“Oh, my service to you,” cried Mr. Brown. “Why, what are you going to do if you cannot work?”
“That is a great deal more than I can say, sir. The thought of it is troubling my brain quite as much as work ever did. It is never out of it, night or day.”
For once in his screwy life, old Brown was generous. He told Mr. Marks to draw his salary up to the day he had left, and he added ten pounds to it over and above.
During that visit I paid to Miss Deveen’s in London, when Tod was with the Whitneys, and Helen made her first curtsey to the Queen, and we discovered the ill-doings of that syren, Mademoiselle Sophie Chalk, I saw Marks. Mrs. Todhetley had given me two or three commissions, as may be remembered: one amongst them was to call in Pimlico, and see how Marks was getting on.
Accordingly I went.
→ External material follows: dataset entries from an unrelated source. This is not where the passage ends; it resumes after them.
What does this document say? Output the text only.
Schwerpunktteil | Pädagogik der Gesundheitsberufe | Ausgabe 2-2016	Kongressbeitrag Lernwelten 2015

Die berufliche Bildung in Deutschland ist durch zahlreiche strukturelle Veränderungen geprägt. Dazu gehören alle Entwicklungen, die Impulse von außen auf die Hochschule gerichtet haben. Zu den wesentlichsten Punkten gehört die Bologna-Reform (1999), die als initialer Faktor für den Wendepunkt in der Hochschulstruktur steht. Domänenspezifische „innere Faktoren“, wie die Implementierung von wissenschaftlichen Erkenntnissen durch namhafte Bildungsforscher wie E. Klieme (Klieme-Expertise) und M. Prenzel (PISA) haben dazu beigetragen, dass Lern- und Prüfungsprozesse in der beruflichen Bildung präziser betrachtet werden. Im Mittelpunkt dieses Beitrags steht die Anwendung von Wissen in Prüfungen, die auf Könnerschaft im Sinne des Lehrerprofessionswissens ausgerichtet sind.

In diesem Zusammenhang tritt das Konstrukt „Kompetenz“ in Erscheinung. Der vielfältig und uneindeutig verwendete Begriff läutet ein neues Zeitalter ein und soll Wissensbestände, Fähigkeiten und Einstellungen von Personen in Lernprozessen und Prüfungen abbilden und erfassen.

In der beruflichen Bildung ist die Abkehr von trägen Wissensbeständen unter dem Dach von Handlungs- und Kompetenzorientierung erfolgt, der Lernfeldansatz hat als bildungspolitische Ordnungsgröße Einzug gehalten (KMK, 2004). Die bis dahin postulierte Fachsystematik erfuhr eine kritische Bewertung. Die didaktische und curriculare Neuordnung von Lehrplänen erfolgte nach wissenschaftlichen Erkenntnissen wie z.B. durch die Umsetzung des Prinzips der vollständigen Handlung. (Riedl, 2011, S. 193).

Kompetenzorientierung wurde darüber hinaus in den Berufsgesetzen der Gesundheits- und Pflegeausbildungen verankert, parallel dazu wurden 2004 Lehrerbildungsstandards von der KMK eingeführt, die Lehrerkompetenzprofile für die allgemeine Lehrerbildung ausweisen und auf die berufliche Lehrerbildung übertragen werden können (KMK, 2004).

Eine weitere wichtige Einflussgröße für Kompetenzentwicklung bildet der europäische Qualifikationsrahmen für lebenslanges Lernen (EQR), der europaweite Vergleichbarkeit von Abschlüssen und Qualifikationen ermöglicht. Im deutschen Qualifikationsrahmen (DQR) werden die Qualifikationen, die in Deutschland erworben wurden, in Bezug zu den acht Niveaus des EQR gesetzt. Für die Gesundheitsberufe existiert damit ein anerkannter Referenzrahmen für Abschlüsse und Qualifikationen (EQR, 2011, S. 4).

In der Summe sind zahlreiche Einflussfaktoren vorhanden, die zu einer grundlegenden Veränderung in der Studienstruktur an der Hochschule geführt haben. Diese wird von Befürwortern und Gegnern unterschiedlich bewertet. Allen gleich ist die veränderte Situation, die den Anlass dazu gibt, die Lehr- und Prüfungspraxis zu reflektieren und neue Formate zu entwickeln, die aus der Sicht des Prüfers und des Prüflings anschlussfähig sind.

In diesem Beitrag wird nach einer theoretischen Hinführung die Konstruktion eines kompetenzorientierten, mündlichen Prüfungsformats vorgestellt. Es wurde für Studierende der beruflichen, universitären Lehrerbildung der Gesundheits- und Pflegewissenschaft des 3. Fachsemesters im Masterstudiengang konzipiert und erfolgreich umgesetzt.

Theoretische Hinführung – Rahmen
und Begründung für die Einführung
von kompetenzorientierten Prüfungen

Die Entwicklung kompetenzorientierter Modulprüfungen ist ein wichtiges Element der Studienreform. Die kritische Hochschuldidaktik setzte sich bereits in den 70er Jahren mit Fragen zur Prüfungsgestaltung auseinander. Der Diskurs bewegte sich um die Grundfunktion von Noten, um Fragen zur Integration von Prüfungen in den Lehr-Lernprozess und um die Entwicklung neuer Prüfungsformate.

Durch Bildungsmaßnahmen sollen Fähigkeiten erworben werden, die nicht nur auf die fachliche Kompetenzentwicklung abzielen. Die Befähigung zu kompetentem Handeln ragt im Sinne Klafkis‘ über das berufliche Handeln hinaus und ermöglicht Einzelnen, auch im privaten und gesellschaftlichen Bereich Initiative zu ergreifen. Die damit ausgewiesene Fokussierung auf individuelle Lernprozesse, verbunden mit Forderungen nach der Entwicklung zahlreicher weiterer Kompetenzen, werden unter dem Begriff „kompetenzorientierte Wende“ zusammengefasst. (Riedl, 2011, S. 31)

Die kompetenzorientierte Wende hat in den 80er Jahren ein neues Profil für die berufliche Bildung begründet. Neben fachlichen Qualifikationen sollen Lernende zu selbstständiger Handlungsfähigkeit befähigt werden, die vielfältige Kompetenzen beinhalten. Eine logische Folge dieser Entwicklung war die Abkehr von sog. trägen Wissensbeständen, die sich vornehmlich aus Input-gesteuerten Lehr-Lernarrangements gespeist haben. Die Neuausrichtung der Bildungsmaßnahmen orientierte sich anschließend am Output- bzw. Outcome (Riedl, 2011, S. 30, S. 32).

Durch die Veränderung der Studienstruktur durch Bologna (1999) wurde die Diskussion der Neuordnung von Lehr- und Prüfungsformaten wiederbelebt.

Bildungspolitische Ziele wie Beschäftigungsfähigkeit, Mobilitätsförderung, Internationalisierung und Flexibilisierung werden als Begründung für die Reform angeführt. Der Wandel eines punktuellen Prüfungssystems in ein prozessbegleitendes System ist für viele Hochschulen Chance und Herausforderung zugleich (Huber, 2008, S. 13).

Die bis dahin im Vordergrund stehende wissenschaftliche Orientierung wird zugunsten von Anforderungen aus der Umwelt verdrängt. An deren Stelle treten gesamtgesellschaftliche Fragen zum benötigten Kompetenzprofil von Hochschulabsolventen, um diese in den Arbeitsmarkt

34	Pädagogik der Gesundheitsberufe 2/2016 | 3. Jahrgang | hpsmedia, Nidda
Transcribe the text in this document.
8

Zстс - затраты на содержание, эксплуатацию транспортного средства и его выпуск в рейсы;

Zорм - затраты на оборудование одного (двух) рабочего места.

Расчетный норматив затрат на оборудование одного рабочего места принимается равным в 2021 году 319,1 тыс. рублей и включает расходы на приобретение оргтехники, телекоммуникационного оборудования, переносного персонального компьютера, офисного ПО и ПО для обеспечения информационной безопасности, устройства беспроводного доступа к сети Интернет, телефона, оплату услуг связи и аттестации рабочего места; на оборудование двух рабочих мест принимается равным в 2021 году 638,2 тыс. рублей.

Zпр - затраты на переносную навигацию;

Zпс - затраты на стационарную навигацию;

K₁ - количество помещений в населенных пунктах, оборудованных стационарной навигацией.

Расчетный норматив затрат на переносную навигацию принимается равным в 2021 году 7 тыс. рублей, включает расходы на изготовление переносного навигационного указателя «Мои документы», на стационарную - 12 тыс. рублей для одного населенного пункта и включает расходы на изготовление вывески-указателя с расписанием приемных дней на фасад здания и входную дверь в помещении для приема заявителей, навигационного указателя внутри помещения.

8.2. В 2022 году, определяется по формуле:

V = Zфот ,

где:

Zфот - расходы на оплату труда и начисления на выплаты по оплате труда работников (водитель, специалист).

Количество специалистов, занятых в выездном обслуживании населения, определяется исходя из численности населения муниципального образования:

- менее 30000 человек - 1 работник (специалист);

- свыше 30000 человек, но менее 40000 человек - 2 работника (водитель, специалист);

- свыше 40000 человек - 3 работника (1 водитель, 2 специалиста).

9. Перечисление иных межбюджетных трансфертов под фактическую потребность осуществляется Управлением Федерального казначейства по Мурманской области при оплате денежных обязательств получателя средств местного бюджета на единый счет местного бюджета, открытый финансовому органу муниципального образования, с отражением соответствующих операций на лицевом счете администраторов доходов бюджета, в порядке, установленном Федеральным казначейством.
We had heard nothing, you must understand, of what I have told above, and did not know but he was still in his situation. It was a showery day in April: just a twelvemonth, by the way, since his visit to us at Dyke Manor. I found the house out readily; it was near Ebury Street; and I knocked. A young lad opened the door, and asked me to walk into the parlour.
“You are Mr. Marks’s son,” I said, rubbing my feet on the mat: “I can tell by the likeness. What’s your name?”
“William. Papa’s is James.”
“Yes, I know.”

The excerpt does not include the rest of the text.